= District Council of Booborowie =

The District Council of Booborowie was a local government area in South Australia from 1875 to 1935.

It was proclaimed on 6 May 1875, following strong support at a public meeting the previous year. It initially comprised the cadastral Hundred of Ayers (modern Booborowie, North Booborowie and parts of Burra and Leighton). It would later also gain the Hundred of Anne (modern Canowie, Willalo and parts of Hallett) to the north of the existing council, under the District Councils Act 1887. The council initially met in the Booborowie eating house and Cobb and Co coach stopover prior to the construction of the Booborowie Council Chambers, on Main Road, Booborowie, in 1888-1889. The former council chambers survive today and are listed on the South Australian Heritage Register.

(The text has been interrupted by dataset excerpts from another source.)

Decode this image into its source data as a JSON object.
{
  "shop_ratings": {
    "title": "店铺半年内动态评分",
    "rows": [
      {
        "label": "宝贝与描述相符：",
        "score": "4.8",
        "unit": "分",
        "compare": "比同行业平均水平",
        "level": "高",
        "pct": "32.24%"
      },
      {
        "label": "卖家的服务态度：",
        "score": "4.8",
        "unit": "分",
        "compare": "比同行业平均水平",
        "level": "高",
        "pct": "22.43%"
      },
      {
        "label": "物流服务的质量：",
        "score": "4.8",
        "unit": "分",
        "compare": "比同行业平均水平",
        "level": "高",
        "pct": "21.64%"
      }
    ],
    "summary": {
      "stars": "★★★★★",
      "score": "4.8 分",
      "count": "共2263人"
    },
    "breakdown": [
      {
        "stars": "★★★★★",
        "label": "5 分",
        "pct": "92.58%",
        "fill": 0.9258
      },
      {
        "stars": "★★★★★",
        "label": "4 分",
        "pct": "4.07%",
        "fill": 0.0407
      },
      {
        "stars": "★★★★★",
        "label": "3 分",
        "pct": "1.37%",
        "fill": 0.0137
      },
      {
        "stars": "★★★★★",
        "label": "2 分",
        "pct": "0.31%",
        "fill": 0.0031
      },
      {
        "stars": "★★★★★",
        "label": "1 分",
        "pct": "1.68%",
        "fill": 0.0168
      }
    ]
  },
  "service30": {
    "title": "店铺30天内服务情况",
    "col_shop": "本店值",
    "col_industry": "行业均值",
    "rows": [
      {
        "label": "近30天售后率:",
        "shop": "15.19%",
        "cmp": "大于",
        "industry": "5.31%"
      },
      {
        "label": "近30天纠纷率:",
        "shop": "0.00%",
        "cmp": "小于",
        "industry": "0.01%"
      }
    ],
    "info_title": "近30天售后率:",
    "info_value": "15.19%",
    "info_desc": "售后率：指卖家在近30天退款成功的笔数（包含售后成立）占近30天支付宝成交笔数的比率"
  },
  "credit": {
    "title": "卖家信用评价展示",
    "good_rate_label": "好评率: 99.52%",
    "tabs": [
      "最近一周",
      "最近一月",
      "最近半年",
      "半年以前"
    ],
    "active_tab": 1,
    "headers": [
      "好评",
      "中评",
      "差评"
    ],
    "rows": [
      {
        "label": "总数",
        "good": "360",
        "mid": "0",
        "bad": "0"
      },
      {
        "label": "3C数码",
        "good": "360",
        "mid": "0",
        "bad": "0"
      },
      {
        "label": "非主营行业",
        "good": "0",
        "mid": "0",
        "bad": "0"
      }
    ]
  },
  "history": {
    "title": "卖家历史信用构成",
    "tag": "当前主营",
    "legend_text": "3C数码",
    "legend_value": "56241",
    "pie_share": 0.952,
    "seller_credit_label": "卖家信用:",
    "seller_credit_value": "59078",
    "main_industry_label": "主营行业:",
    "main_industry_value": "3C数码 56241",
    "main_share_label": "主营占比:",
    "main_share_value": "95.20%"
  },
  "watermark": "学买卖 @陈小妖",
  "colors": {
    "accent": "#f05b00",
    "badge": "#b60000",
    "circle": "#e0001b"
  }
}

The council was abolished in 1935 following sweeping Local Government Commission recommendations that proposed cutting the number of municipalities in South Australia from 196 to 142. The initial report recommended annexing a section of both the Ayers and Anne wards to the District Council of Hallett as its Willalo Ward, annexing the remainder of Anne Ward to the District Council of Terowie, and amalgamating the remaining portions of the Booborowie council with the District Council of Burra, the District Council of Hanson and the District Council of Mount Bryan to form the District Council of Burra Burra. However, as the final process also resulted in the abolition of the Terowie council, which was wholly merged into Hallett, Booborowie was divided only between the Hallett and new Burra Burra councils, ceasing to exist from 1 May 1935. The amalgamation had been strongly opposed by the sitting council, who had argued they were large enough to stand alone.